Era mais fácil escrever em tempos “politicamente incorretos” como aqueles? Hoje, seria impensável ver Didi chamando/insinuando a sexualidade de Dedé, Mussum chamando Didi de “cabeça chata”, Didi chamando Mussum de “pássaro grande”. Não é?
Totalmente. E Mussum sempre bebendo em cena? Hoje, isso é impossível. Tem o lado ruim, porque eu acredito que a Comédia tem que passar do limite sempre. Mas também tem o lado bom, porque lima piadas realmente preconceituosas, agressivas e sem graça alguma. É claro que existe uma linha fina entre esses dois lados.

Os Trapalhões na Terra dos Monstros é um dos filmes mais “massacrados” por todos os fãs dos Trapalhões. Além da cenografia fake, evidente até para as crianças, a história é surreal. Qual a sua avaliação a respeito desse filme?
Eu também não gosto do filme. Um dos motivos é que o meu trabalho foi bastante modificado no final. Eu entreguei um tratamento e nunca me chamaram para retrabalhar o roteiro. Acredito que um roteiro atinge a sua força total no terceiro tratamento.

Quem o modificou? Que aconteceu nesse trabalho? Reconhece esse trabalho na sua filmografia?
É verdade. Acho que foi o diretor. Afastei-me totalmente do filme. Não fui nem na estreia. Fiquei bem chateado com tudo isso. Mas é a vida.

Nesse mesmo filme há uma cena explícita de merchandising. O Bocão, garoto-propaganda de uma marca de gelatinas aparece no filme. Isso aconteceu em outros filmes dos Trapalhões também. Nessa hora, como fica o roteirista?
Eu não sou contra o merchandising, desde que seja legal. E, numa Comédia, se possível, engraçado. No filme, A Princesa Xuxa e Os Trapalhões tem um da Coca-Cola muito bom. Foi criado pelo diretor José Alvarenga Júnior.

De quem foi a ideia original de fazer um filme com essa temática de monstros?
As ideias dos argumentos são sempre do Renato Aragão. Ele deu sempre o pontapé inicial.

E, a partir dessas ideias, vocês começavam a trabalhar? Isso era feito em reunião? Vocês tinham liberdade para modificar alguma coisa?
Aconteciam várias reuniões com o Renato. A gente ia montando o roteiro, e ele aprovava e dava ideias. Tudo numa boa. Ninguém conhece melhor os filmes dos Trapalhões do que o Renato.

Em A Princesa Xuxa e Os Trapalhões, a história é uma fábula.
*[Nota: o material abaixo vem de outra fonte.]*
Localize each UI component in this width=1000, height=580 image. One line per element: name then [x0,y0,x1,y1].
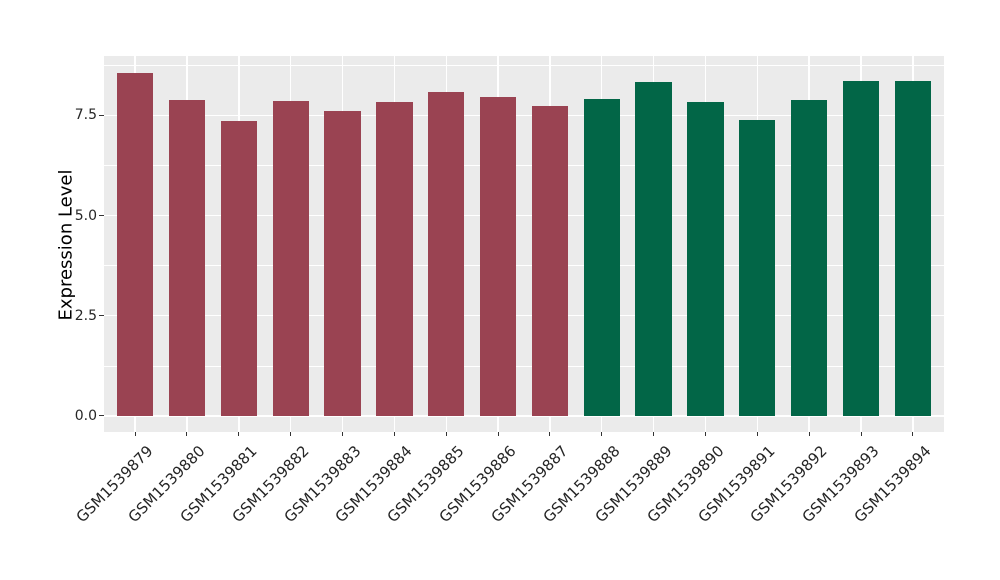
bar-GSM1539887 [531,106,569,416]
x-axis-tick [704,432,706,436]
gridline-major-horizontal [104,114,944,117]
y-tick-label: 5.0 [74,207,97,224]
bar-GSM1539894 [894,81,932,416]
bar-GSM1539882 [272,101,309,416]
gridline-major-horizontal [104,214,944,217]
x-axis-tick [186,432,188,436]
bar-GSM1539885 [428,92,465,416]
y-tick-label: 0.0 [74,407,97,424]
x-axis-tick [756,432,758,436]
gridline-minor-horizontal [104,365,944,367]
bar-GSM1539889 [635,82,672,416]
bar-GSM1539880 [168,100,206,416]
x-axis-tick [134,432,136,436]
bar-GSM1539891 [739,120,776,416]
bar-GSM1539893 [842,81,880,416]
y-axis-tick [99,415,104,417]
bar-GSM1539881 [220,120,257,416]
y-axis-tick [99,215,104,217]
x-axis-tick [290,432,292,436]
bar-GSM1539886 [479,97,517,416]
x-axis-tick [238,432,240,436]
bar-GSM1539888 [583,99,620,416]
x-axis-tick [912,432,914,436]
x-axis-tick [393,432,395,436]
gridline-minor-horizontal [104,64,944,66]
y-tick-label: 2.5 [74,307,97,324]
bar-GSM1539879 [116,73,154,416]
x-axis-tick [342,432,344,436]
x-axis-tick [549,432,551,436]
x-axis-tick [653,432,655,436]
gridline-minor-horizontal [104,265,944,266]
x-axis-tick [860,432,862,436]
x-axis-tick [445,432,447,436]
bar-GSM1539884 [376,102,413,416]
x-axis-tick [497,432,499,436]
x-axis-tick [808,432,810,436]
y-axis-tick [99,315,104,317]
gridline-major-horizontal [104,315,944,317]
y-tick-label: 7.5 [74,107,97,124]
bar-GSM1539892 [791,100,828,416]
bar-GSM1539883 [324,111,361,416]
y-axis-tick [99,114,104,116]
plot-panel [104,56,944,432]
gridline-minor-horizontal [104,165,944,166]
y-axis-title: Expression Level [55,169,77,321]
x-axis-tick [601,432,603,436]
bar-GSM1539890 [687,102,724,416]
gridline-major-horizontal [104,415,944,417]
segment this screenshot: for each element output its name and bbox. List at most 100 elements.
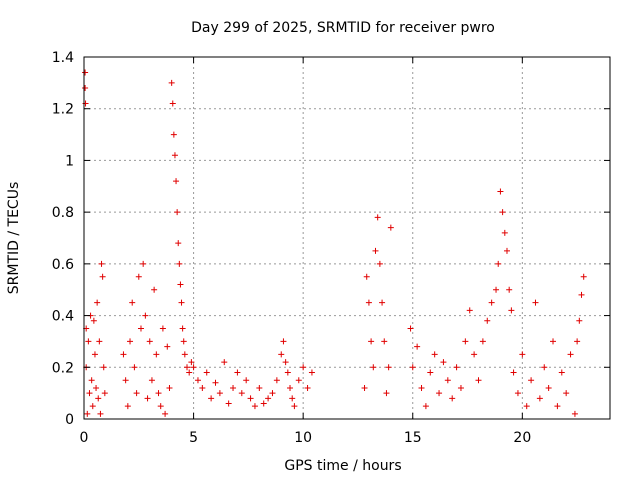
data-point xyxy=(216,390,223,397)
data-point xyxy=(91,351,98,358)
data-point xyxy=(153,351,160,358)
data-point xyxy=(148,377,155,384)
data-point xyxy=(501,229,508,236)
y-tick-label: 0.8 xyxy=(52,205,74,221)
data-point xyxy=(140,260,147,267)
data-point xyxy=(97,410,104,417)
data-point xyxy=(88,377,95,384)
data-point xyxy=(122,377,129,384)
data-point xyxy=(162,410,169,417)
data-point xyxy=(230,384,237,391)
data-point xyxy=(278,351,285,358)
data-point xyxy=(578,291,585,298)
data-point xyxy=(94,299,101,306)
data-point xyxy=(151,286,158,293)
data-point xyxy=(133,390,140,397)
data-point xyxy=(407,325,414,332)
data-point xyxy=(383,390,390,397)
y-tick-label: 1.2 xyxy=(52,102,74,118)
data-point xyxy=(440,359,447,366)
data-point xyxy=(164,343,171,350)
y-tick-label: 0 xyxy=(65,412,74,428)
data-point xyxy=(300,364,307,371)
data-point xyxy=(265,395,272,402)
data-point xyxy=(536,395,543,402)
data-point xyxy=(212,379,219,386)
y-tick-label: 0.2 xyxy=(52,360,74,376)
data-point xyxy=(574,338,581,345)
data-point xyxy=(571,410,578,417)
series-layer xyxy=(82,69,587,417)
data-point xyxy=(479,338,486,345)
data-point xyxy=(414,343,421,350)
data-point xyxy=(120,351,127,358)
data-point xyxy=(436,390,443,397)
data-point xyxy=(208,395,215,402)
data-point xyxy=(155,390,162,397)
data-point xyxy=(178,299,185,306)
data-point xyxy=(418,384,425,391)
data-point xyxy=(131,364,138,371)
data-point xyxy=(497,188,504,195)
data-point xyxy=(503,247,510,254)
y-axis-label: SRMTID / TECUs xyxy=(6,182,22,295)
data-point xyxy=(361,384,368,391)
data-point xyxy=(514,390,521,397)
y-tick-label: 0.4 xyxy=(52,309,74,325)
data-point xyxy=(508,307,515,314)
data-point xyxy=(177,281,184,288)
data-point xyxy=(308,369,315,376)
data-point xyxy=(273,377,280,384)
data-point xyxy=(144,395,151,402)
data-point xyxy=(558,369,565,376)
data-point xyxy=(82,100,89,107)
data-point xyxy=(453,364,460,371)
data-point xyxy=(135,273,142,280)
data-point xyxy=(96,338,103,345)
data-point xyxy=(137,325,144,332)
data-point xyxy=(188,359,195,366)
data-point xyxy=(431,351,438,358)
data-point xyxy=(157,403,164,410)
data-point xyxy=(462,338,469,345)
data-point xyxy=(184,364,191,371)
x-tick-label: 15 xyxy=(404,430,422,446)
data-point xyxy=(238,390,245,397)
data-point xyxy=(247,395,254,402)
data-point xyxy=(376,260,383,267)
data-point xyxy=(422,403,429,410)
data-point xyxy=(269,390,276,397)
data-point xyxy=(488,299,495,306)
data-point xyxy=(493,286,500,293)
data-point xyxy=(171,152,178,159)
data-point xyxy=(170,131,177,138)
data-point xyxy=(563,390,570,397)
data-point xyxy=(168,79,175,86)
data-point xyxy=(234,369,241,376)
data-point xyxy=(86,390,93,397)
data-point xyxy=(85,338,92,345)
data-point xyxy=(89,403,96,410)
data-point xyxy=(385,364,392,371)
data-point xyxy=(95,395,102,402)
data-point xyxy=(101,390,108,397)
data-point xyxy=(523,403,530,410)
data-point xyxy=(576,317,583,324)
data-point xyxy=(484,317,491,324)
data-point xyxy=(365,299,372,306)
data-point xyxy=(284,369,291,376)
data-point xyxy=(82,69,89,76)
data-point xyxy=(499,209,506,216)
data-point xyxy=(98,260,105,267)
data-point xyxy=(176,260,183,267)
data-point xyxy=(175,240,182,247)
data-point xyxy=(221,359,228,366)
x-tick-label: 20 xyxy=(513,430,531,446)
y-tick-label: 0.6 xyxy=(52,257,74,273)
data-point xyxy=(99,273,106,280)
data-point xyxy=(174,209,181,216)
data-point xyxy=(381,338,388,345)
data-point xyxy=(372,247,379,254)
data-point xyxy=(82,85,89,92)
data-point xyxy=(260,400,267,407)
Nesse caso, a liberdade de criação para você, roteirista, é ainda maior? Foi maior?
Esse é um dos filmes que eu escrevi de que gosto bastante. Criamos mundos novos. Todos os personagens estão bem apresentados, e o romance de Xuxa com o Renato funcionou.

Princesa Xaron (Xuxa Meneghel) pensa que todos são felizes. Do lado de fora, os príncipes Mussaim (Mussum), Zacaling (Zacarias) e Dedeon (Dedé Santana) se unem ao Cavaleiro Sem Nome (Renato Aragão) para combater Ratan (Paulo Reis). Foi sua a ideia de criar pseudônimos para os personagens?
Não lembro bem. Acho que foram criados pelo Renato Aragão, mas não tenho certeza.

Xuxa e Os Trapalhões em O Mistério de Robin Hood é o primeiro filme dos Trapalhões sem Zacarias. Como foi escrever um roteiro sem ele?
Uma certa tristeza. Mas, por outro lado, reforçamos a parceria Dedé e Mussum, que funcionou bastante. Esse filme tem uma ideia bem legal: todos os personagens possuem uma identidade secreta.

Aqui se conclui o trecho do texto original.